# Pointwise Mutual Information (PMI) Measure

A Pointwise Mutual Information (PMI) Measure is a binary random variable measure of association for $\displaystyle{ x,y }$ based the ratio between the co-occurrence probability $\displaystyle{ P(x,y) }$ and the independent probability of observing $\displaystyle{ x,y }$ by chance, $\displaystyle{ p(x)p(y) }$.

## References

### 2016

• (Wikipedia, 2016) ⇒ http://en.wikipedia.org/wiki/Pointwise_mutual_information#Definition Retrieved:2016-2-10.
• The PMI of a pair of outcomes x and y belonging to discrete random variables X and Y quantifies the discrepancy between the probability of their coincidence given their joint distribution and their individual distributions, assuming independence. Mathematically: :$\displaystyle{ \operatorname{pmi}(x;y) \equiv \log\frac{p(x,y)}{p(x)p(y)} = \log\frac{p(x|y)}{p(x)} = \log\frac{p(y|x)}{p(y)}. }$ The mutual information (MI) of the random variables X and Y is the expected value of the PMI over all possible outcomes (with respect to the joint distribution $\displaystyle{ p(x,y) }$).

The measure is symmetric ($\displaystyle{ \operatorname{pmi}(x;y)=\operatorname{pmi}(y;x) }$). It can take positive or negative values, but is zero if X and Y are independent. Note that even though PMI may be negative or positive, its expected outcome over all joint events (MI) is positive. PMI maximizes when X and Y are perfectly associated (i.e. $\displaystyle{ p(x|y) }$ or $\displaystyle{ p(y|x)=1 }$), yielding the following bounds: :$\displaystyle{ -\infty \leq \operatorname{pmi}(x;y) \leq \min\left[ -\log p(x), -\log p(y) \right] . }$

Finally, $\displaystyle{ \operatorname{pmi}(x;y) }$ will increase if $\displaystyle{ p(x|y) }$ is fixed but $\displaystyle{ p(x) }$decreases.

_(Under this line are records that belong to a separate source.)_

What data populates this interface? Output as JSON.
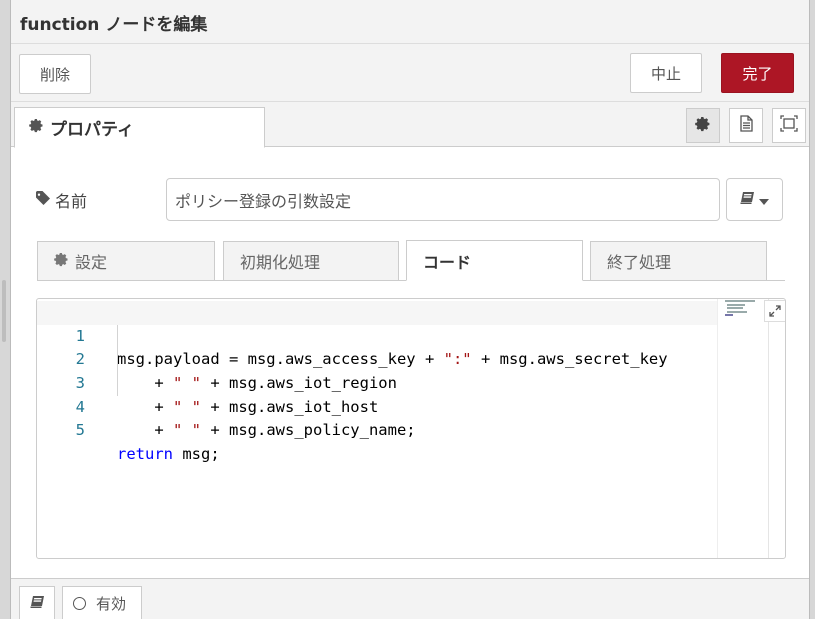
{
  "header": {
    "title": "function ノードを編集"
  },
  "actions": {
    "delete_label": "削除",
    "cancel_label": "中止",
    "done_label": "完了"
  },
  "tabs": {
    "properties_label": "プロパティ"
  },
  "form": {
    "name_label": "名前",
    "name_value": "ポリシー登録の引数設定"
  },
  "subtabs": [
    {
      "label": "設定"
    },
    {
      "label": "初期化処理"
    },
    {
      "label": "コード"
    },
    {
      "label": "終了処理"
    }
  ],
  "editor": {
    "line_numbers": [
      "1",
      "2",
      "3",
      "4",
      "5"
    ],
    "code": [
      "msg.payload = msg.aws_access_key + \":\" + msg.aws_secret_key",
      "    + \" \" + msg.aws_iot_region",
      "    + \" \" + msg.aws_iot_host",
      "    + \" \" + msg.aws_policy_name;",
      "return msg;"
    ]
  },
  "footer": {
    "enabled_label": "有効"
  },
  "colors": {
    "done_button": "#ad1625",
    "keyword": "#0000ff",
    "string": "#a31515",
    "line_number": "#237893"
  },
  "icons": [
    "gear-icon",
    "document-icon",
    "frame-icon",
    "tag-icon",
    "book-icon",
    "caret-down-icon",
    "expand-icon",
    "circle-icon"
  ]
}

Here is an example to illustrate:

Using this table we can marginalize to get the following additional table for the individual distributions:

With this example, we can compute four values for $\displaystyle{ pmi(x;y) }$. Using base-2 logarithms:

(For reference, the mutual information $\displaystyle{ \operatorname{I}(X;Y) }$ would then be 0.214170945)

### 2016

• (Levy et al., 2015) ⇒ Omer Levy, Yoav Goldberg, and Ido Dagan. (2015). “Improving Distributional Similarity with Lessons Learned from Word Embeddings.” In: Transactions of the Association for Computational Linguistics, 3.
• QUOTE: … A popular measure of this association is pointwise mutual information (PMI) (Church and Hanks, 1990). PMI is defined as the log ratio between w and c’s joint probability and the product of their marginal probabilities, which can be estimated by: $\displaystyle{ PMI(w, c) = \log \frac{\hat{P}(w,c)}{\hat{P}(w) \hat{P}(c)} = \log \frac{\#(w,c)·|D|}{\#(w)·\#(c)} }$ The rows of $\displaystyle{ M^{PMI} }$ contain many entries of word-context pairs (w, c) that were never observed in the corpus, for which PMI(w, c) = log 0 = −1. A common approach is thus to replace the $\displaystyle{ M^{PMI} }$ matrix with $\displaystyle{ M^{PMI}_0 }$, in which PMI(w, c) = 0 in cases where #(w, c) = 0. A more consistent approach is to use positive PMI (PPMI), in which all negative values are replaced by 0 ...

### 2011

• (Wikipedia, 2011) ⇒ http://en.wikipedia.org/wiki/Pointwise_mutual_information
• Pointwise mutual information (PMI), or specific mutual information, is a measure of association used in information theory and statistics.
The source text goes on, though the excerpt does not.